The other attempt came in 2005 in the form of a donor-driven initiative to revive the Karachi Circular Railway that ran between 1964 and 1999, and was used by approximately 6m passengers per year at its peak.

In both cases, the schemes have failed to take off due to the inability of the government to manage its responsibilities.

In fact, as the authors list one initiative after another over the decades since independence, it becomes clear that factors such as poor maintenance and inability to manage routes properly have been the reason why the government has failed in fulfilling its obligations in the mass transit area.

The failure of KCR to move along in spite of the availability of financing, and all relevant studies, and its induction in the Karachi Transportation Improvement Project of 2010-12, is due to “the lack of political will and the absence of ownership of the project”.
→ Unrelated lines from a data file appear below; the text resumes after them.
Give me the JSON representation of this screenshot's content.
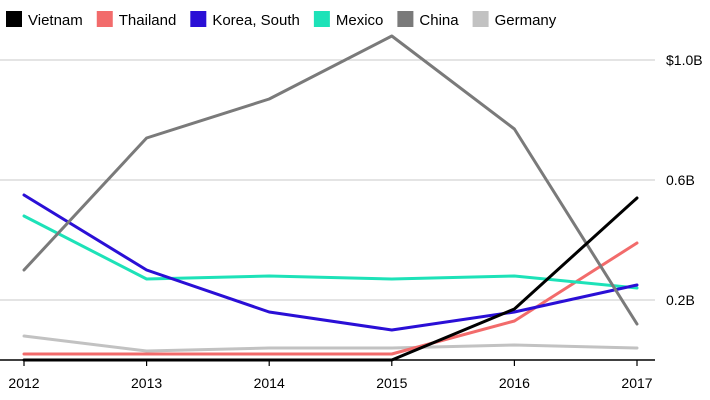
{
  "chart_data": {
    "type": "line",
    "x": [
      "2012",
      "2013",
      "2014",
      "2015",
      "2016",
      "2017"
    ],
    "ylim": [
      0,
      1.1
    ],
    "yticks": [
      {
        "value": 0.2,
        "label": "0.2B"
      },
      {
        "value": 0.6,
        "label": "0.6B"
      },
      {
        "value": 1.0,
        "label": "$1.0B"
      }
    ],
    "grid": true,
    "legend_position": "top",
    "series": [
      {
        "name": "Vietnam",
        "color": "#000000",
        "values": [
          0.0,
          0.0,
          0.0,
          0.0,
          0.17,
          0.54
        ]
      },
      {
        "name": "Thailand",
        "color": "#f26b6b",
        "values": [
          0.02,
          0.02,
          0.02,
          0.02,
          0.13,
          0.39
        ]
      },
      {
        "name": "Korea, South",
        "color": "#2a0fd6",
        "values": [
          0.55,
          0.3,
          0.16,
          0.1,
          0.16,
          0.25
        ]
      },
      {
        "name": "Mexico",
        "color": "#1de2b8",
        "values": [
          0.48,
          0.27,
          0.28,
          0.27,
          0.28,
          0.24
        ]
      },
      {
        "name": "China",
        "color": "#7a7a7a",
        "values": [
          0.3,
          0.74,
          0.87,
          1.08,
          0.77,
          0.12
        ]
      },
      {
        "name": "Germany",
        "color": "#c2c2c2",
        "values": [
          0.08,
          0.03,
          0.04,
          0.04,
          0.05,
          0.04
        ]
      }
    ]
  }
}
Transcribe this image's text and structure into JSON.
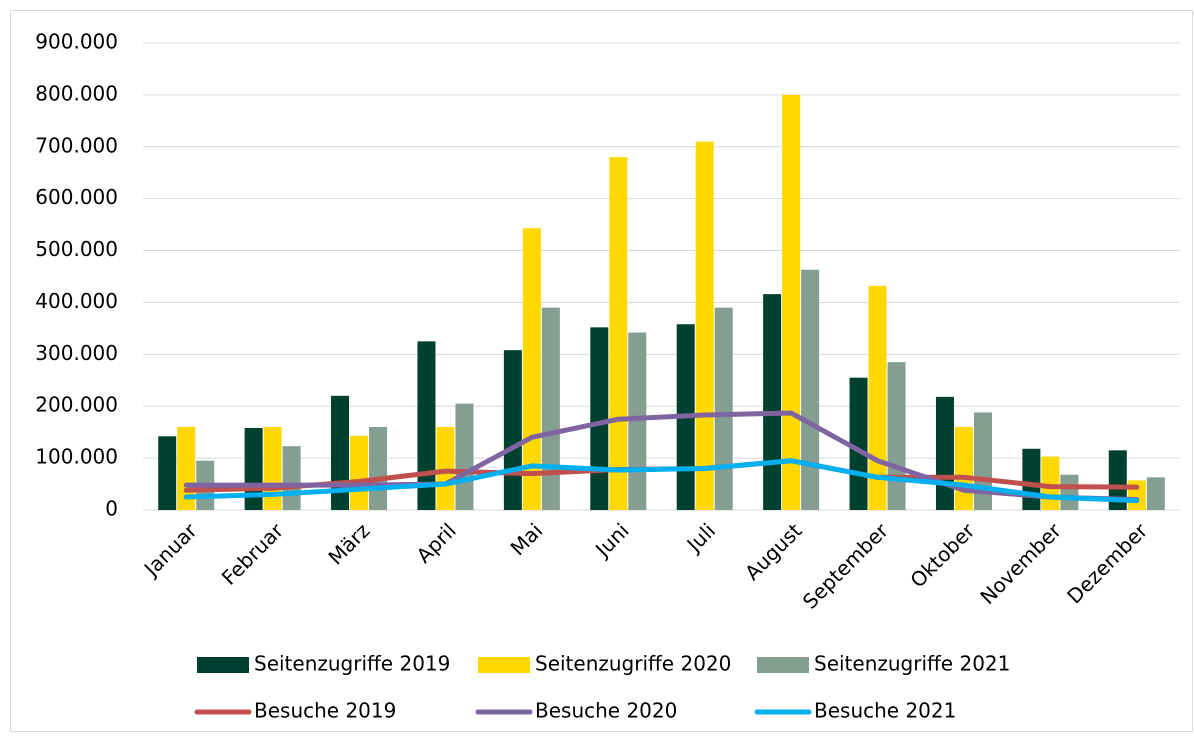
{
  "chart_data": {
    "type": "bar_line",
    "categories": [
      "Januar",
      "Februar",
      "März",
      "April",
      "Mai",
      "Juni",
      "Juli",
      "August",
      "September",
      "Oktober",
      "November",
      "Dezember"
    ],
    "series": [
      {
        "name": "Seitenzugriffe 2019",
        "type": "bar",
        "color": "#00402f",
        "values": [
          142000,
          158000,
          220000,
          325000,
          308000,
          352000,
          358000,
          416000,
          255000,
          218000,
          118000,
          115000
        ]
      },
      {
        "name": "Seitenzugriffe 2020",
        "type": "bar",
        "color": "#ffd800",
        "values": [
          160000,
          160000,
          143000,
          160000,
          543000,
          680000,
          710000,
          800000,
          432000,
          160000,
          103000,
          57000
        ]
      },
      {
        "name": "Seitenzugriffe 2021",
        "type": "bar",
        "color": "#849e92",
        "values": [
          95000,
          123000,
          160000,
          205000,
          390000,
          342000,
          390000,
          463000,
          285000,
          188000,
          68000,
          63000
        ]
      },
      {
        "name": "Besuche 2019",
        "type": "line",
        "color": "#c0504d",
        "values": [
          38000,
          42000,
          55000,
          75000,
          70000,
          78000,
          80000,
          95000,
          63000,
          63000,
          45000,
          44000
        ]
      },
      {
        "name": "Besuche 2020",
        "type": "line",
        "color": "#8064a2",
        "values": [
          48000,
          48000,
          48000,
          50000,
          140000,
          175000,
          183000,
          187000,
          95000,
          38000,
          25000,
          20000
        ]
      },
      {
        "name": "Besuche 2021",
        "type": "line",
        "color": "#00b0f0",
        "values": [
          25000,
          30000,
          40000,
          50000,
          85000,
          77000,
          80000,
          95000,
          63000,
          48000,
          25000,
          18000
        ]
      }
    ],
    "ylim": [
      0,
      900000
    ],
    "yticks": [
      0,
      {
        "value": 100000,
        "label": "100.000"
      },
      {
        "value": 200000,
        "label": "200.000"
      },
      {
        "value": 300000,
        "label": "300.000"
      },
      {
        "value": 400000,
        "label": "400.000"
      },
      {
        "value": 500000,
        "label": "500.000"
      },
      {
        "value": 600000,
        "label": "600.000"
      },
      {
        "value": 700000,
        "label": "700.000"
      },
      {
        "value": 800000,
        "label": "800.000"
      },
      {
        "value": 900000,
        "label": "900.000"
      }
    ],
    "grid": true,
    "legend": "bottom"
  }
}
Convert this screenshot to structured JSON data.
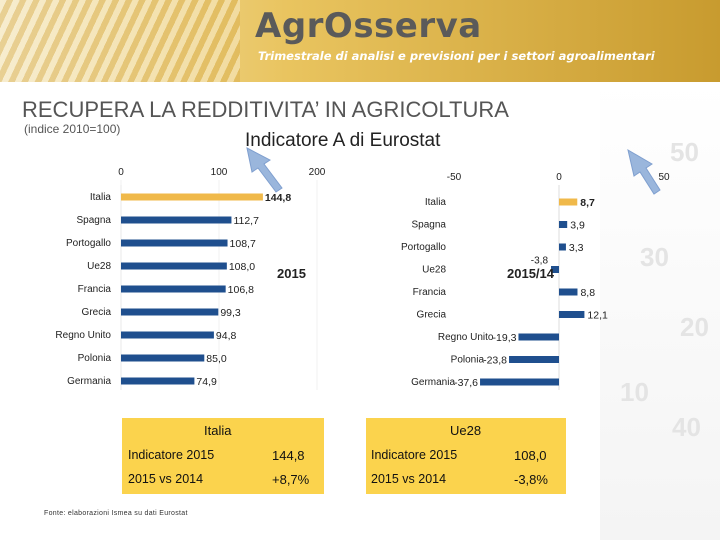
{
  "header": {
    "brand": "AgrOsserva",
    "tagline": "Trimestrale di analisi e previsioni per i settori agroalimentari"
  },
  "slide": {
    "title": "RECUPERA LA REDDITIVITA’ IN AGRICOLTURA",
    "subtitle": "(indice 2010=100)",
    "chart_title": "Indicatore A di Eurostat"
  },
  "chart_data": [
    {
      "type": "bar",
      "orientation": "horizontal",
      "tag": "2015",
      "categories": [
        "Italia",
        "Spagna",
        "Portogallo",
        "Ue28",
        "Francia",
        "Grecia",
        "Regno Unito",
        "Polonia",
        "Germania"
      ],
      "values": [
        144.8,
        112.7,
        108.7,
        108.0,
        106.8,
        99.3,
        94.8,
        85.0,
        74.9
      ],
      "value_labels": [
        "144,8",
        "112,7",
        "108,7",
        "108,0",
        "106,8",
        "99,3",
        "94,8",
        "85,0",
        "74,9"
      ],
      "xlim": [
        0,
        200
      ],
      "ticks": [
        "0",
        "100",
        "200"
      ],
      "tick_values": [
        0,
        100,
        200
      ],
      "highlight": "Italia"
    },
    {
      "type": "bar",
      "orientation": "horizontal",
      "tag": "2015/14",
      "categories": [
        "Italia",
        "Spagna",
        "Portogallo",
        "Ue28",
        "Francia",
        "Grecia",
        "Regno Unito",
        "Polonia",
        "Germania"
      ],
      "values": [
        8.7,
        3.9,
        3.3,
        -3.8,
        8.8,
        12.1,
        -19.3,
        -23.8,
        -37.6
      ],
      "value_labels": [
        "8,7",
        "3,9",
        "3,3",
        "-3,8",
        "8,8",
        "12,1",
        "-19,3",
        "-23,8",
        "-37,6"
      ],
      "xlim": [
        -50,
        50
      ],
      "ticks": [
        "-50",
        "0",
        "50"
      ],
      "tick_values": [
        -50,
        0,
        50
      ],
      "highlight": "Italia"
    }
  ],
  "colors": {
    "highlight": "#f0b94a",
    "bar": "#1f4f8e",
    "table": "#fbd34d",
    "arrow": "#9ab6dc"
  },
  "tables": {
    "italia": {
      "title": "Italia",
      "rows": [
        {
          "label": "Indicatore 2015",
          "value": "144,8"
        },
        {
          "label": "2015 vs 2014",
          "value": "+8,7%"
        }
      ]
    },
    "ue28": {
      "title": "Ue28",
      "rows": [
        {
          "label": "Indicatore 2015",
          "value": "108,0"
        },
        {
          "label": "2015 vs 2014",
          "value": "-3,8%"
        }
      ]
    }
  },
  "source": "Fonte: elaborazioni Ismea su dati Eurostat",
  "background_numbers": [
    "50",
    "40",
    "30",
    "20",
    "10"
  ]
}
They also mention “the failure to develop a resettlement policy” for 23,000 people to be dislocated by the project. This contrasts with the slash-and-burn resettlement that was undertaken in the Lyari Expressway project.

Clearly, the play of vested interest has been aligned favourably behind the expressway, but not the KCR. Karachi is home to the country’s largest concentration of working people, their commuting needs cannot be left to the private sector alone.

The government must find its feet and move towards a viable mass transit system for the city.